Auf jeden Fall. Die Welt wird immer komplexer. Gerade für Deutschland als rohstoffarmes Land, ein Land mit viel Geist-Kapital, stellen sich in den nächsten Jahren enorme Herausforderungen. Wann immer Umbrüche zu erleben sind, hat sich gezeigt, daß diejenigen die Umbrüche am besten meistern können, die mit unternehmerischen Ansätzen herangegangen sind. Deshalb glaube ich, daß wir in Deutschland mehr Unternehmer denn je brauchen.
Ist denn der Standort Deutschland fit für die Zukunft?
Fit … Ich habe mich früher selber oft gefragt: Ist das eigentlich richtig, so lange Schulzeiten, so lange Studienzeiten. Ich bin aber inzwischen zu der Erkenntnis gekommen, daß uns eins wirklich auszeichnet: die Bereitschaft, auszubilden, die Bereitschaft, auch in Geistkapital zu investieren. Und das gibt mir die Zuversicht, daß, egal, wieviel Über-Besteuerung und Über-Regulierung wir haben, Deutschland immer eine Zukunft haben wird.
Im Moment wird viel diskutiert über die sogenannte Steuerreform die die neue Regierung vorgelegt hat. Ist ein erfolgreicher Unternehmer wie Sie mit dem, was da vorgelegt wird, zufrieden?
Nein.
Warum nicht?
Für mich ist an dem Grundübel Über-Besteuerung und Über-Regulierung keine Abhilfe geschaffen worden. Ich war sehr enttäuscht, daß nach all den Vorsätzen und Anläufen für mich sich der Eindruck einstellte: Es kreißte der Berg und gebar ein Mäuschen.
Was müßte getan werden?
Eine radikale Vereinfachung. Ich erlebe heute, daß Steuerberater und Wirtschaftsprüfer mir sagen: Unsere eigene Steuererklärung können wir nicht mehr selber machen, weil wir uns innerhalb unserer Wirtschaftsprüfungs- und Steuerberatungspraxis auf dieses oder jenes Feld konzentriert haben, aber die Steuergesetze einfach nicht mehr nachhalten können.
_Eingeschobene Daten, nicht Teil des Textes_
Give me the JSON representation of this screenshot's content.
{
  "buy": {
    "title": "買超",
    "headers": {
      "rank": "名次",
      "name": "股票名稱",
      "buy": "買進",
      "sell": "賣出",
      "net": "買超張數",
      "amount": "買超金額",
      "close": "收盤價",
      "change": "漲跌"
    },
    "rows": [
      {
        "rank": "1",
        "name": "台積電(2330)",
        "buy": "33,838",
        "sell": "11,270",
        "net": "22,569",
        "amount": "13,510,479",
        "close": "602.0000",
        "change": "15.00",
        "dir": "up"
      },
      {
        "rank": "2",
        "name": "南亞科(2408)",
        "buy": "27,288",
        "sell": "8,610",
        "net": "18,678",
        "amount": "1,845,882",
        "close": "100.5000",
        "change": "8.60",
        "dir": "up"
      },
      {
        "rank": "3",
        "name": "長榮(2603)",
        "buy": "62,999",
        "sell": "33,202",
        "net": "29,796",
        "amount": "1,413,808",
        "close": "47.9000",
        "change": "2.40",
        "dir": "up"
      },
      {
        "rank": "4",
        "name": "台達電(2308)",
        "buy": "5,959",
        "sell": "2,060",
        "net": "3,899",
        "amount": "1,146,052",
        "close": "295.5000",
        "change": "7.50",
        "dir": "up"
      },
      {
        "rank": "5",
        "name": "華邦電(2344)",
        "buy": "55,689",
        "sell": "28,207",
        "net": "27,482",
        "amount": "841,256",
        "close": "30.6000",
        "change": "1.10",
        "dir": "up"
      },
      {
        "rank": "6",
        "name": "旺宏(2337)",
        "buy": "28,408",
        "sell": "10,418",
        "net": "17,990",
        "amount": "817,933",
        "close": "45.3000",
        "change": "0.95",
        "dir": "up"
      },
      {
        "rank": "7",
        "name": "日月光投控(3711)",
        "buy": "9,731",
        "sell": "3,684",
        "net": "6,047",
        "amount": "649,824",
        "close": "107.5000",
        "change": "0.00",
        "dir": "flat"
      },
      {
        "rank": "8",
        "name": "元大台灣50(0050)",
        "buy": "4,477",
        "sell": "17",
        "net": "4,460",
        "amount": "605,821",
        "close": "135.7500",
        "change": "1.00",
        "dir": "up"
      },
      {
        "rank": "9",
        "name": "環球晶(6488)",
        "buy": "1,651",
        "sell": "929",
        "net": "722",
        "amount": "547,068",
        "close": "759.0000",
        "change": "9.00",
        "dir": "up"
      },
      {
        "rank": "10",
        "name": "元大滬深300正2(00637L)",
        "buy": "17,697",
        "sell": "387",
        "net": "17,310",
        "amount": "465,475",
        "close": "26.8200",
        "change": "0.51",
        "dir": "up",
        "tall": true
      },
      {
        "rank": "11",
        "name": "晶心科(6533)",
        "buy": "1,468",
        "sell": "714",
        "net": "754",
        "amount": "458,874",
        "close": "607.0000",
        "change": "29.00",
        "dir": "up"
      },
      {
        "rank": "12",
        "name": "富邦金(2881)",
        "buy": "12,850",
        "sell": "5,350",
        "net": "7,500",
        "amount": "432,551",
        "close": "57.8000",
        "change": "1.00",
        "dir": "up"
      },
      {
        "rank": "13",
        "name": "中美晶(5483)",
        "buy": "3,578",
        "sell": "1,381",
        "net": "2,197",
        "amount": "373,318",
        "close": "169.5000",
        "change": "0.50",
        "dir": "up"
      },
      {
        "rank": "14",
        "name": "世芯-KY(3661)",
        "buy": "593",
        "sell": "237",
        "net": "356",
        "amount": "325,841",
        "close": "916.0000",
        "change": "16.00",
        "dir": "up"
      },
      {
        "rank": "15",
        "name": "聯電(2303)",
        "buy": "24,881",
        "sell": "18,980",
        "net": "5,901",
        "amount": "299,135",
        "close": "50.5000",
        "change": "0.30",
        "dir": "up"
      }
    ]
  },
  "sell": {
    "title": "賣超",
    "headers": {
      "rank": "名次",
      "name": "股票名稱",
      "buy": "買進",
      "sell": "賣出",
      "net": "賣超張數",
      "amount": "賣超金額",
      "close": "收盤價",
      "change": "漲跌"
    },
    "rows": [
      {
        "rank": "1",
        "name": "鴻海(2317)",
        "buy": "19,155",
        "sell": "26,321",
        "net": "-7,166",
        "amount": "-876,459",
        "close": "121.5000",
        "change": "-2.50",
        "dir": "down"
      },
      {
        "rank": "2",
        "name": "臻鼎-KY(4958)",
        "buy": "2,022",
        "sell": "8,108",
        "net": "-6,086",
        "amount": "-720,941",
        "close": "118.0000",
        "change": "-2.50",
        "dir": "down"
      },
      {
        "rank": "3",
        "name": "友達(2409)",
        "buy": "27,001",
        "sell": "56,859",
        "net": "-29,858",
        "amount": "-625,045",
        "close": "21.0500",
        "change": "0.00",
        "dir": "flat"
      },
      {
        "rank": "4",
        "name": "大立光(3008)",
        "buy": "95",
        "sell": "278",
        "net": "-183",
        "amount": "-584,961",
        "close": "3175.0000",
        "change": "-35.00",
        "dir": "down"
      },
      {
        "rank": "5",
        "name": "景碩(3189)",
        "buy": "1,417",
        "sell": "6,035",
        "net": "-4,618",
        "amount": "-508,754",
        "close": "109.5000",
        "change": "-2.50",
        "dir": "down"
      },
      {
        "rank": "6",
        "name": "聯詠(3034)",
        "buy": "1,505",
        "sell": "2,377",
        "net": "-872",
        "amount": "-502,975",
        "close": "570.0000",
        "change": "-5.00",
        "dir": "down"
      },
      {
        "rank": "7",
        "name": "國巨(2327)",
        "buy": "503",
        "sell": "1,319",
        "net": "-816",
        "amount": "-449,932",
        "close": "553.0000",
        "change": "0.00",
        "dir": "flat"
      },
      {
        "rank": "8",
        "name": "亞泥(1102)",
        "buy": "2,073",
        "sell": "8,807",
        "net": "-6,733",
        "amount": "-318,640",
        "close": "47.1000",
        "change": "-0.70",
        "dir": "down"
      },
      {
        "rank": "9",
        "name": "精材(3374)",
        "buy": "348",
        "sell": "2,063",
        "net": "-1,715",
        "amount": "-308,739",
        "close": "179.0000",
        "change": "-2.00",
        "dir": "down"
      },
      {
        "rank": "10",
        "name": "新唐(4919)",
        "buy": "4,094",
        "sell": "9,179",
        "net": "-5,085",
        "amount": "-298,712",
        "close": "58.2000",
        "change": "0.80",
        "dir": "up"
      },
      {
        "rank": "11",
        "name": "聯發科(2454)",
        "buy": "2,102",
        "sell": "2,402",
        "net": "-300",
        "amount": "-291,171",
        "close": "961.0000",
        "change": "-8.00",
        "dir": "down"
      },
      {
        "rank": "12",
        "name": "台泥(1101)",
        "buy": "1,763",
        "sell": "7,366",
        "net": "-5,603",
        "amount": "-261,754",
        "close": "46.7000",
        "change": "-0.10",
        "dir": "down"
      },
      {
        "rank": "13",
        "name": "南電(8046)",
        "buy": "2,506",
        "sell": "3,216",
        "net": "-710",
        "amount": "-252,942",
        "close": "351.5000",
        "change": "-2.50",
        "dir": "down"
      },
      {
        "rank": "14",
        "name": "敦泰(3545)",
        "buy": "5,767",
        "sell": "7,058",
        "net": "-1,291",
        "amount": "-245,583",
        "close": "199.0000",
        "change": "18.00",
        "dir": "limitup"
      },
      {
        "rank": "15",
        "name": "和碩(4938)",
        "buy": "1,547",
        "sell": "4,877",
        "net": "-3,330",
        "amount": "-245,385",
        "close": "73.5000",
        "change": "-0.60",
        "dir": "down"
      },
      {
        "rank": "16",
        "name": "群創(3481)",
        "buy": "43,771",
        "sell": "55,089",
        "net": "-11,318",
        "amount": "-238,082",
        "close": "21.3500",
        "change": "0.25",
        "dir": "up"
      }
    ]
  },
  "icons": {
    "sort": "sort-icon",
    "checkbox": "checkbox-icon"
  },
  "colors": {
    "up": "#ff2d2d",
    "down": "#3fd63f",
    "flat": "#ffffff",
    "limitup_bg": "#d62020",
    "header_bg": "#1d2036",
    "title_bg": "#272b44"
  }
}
Sie sind ein Anhänger der marktwirtschaftlichen Ideen von Ludwig Erhard. Er wollte eine freie und soziale Marktwirtschaft. Beide Begriffe sind wichtig. Haben wir sie noch in Deutschland?
Leider nein.
Was muß getan werden, um sie wieder hinzukriegen?
Der Staatsanteil an unserem Bruttosozialprodukt ist über 50 Prozent gewesen. Da ist für mich die Grenze, wo der Übergang von der Marktwirtschaft in eine Staatswirtschaft ist. Die Frage ist doch einfach: Ist unser Organisationsmodell, wie wir uns selber organisieren, das richtige? Ist es so, daß tatsächlich der Staat Aufgaben besser macht, als sie Selbständige machen?
Also anders als Herr Lafontaine würden Sie eher für Privatisierung plädieren, statt für das Nachvornedrehen rückwärtsgewandter Ideen?
Richtig. Die Zukunft bringt schnellere Veränderungen mit sich. Und Private haben immer bewiesen, daß sie besser mit schnellen Veränderungen zurechtkommen.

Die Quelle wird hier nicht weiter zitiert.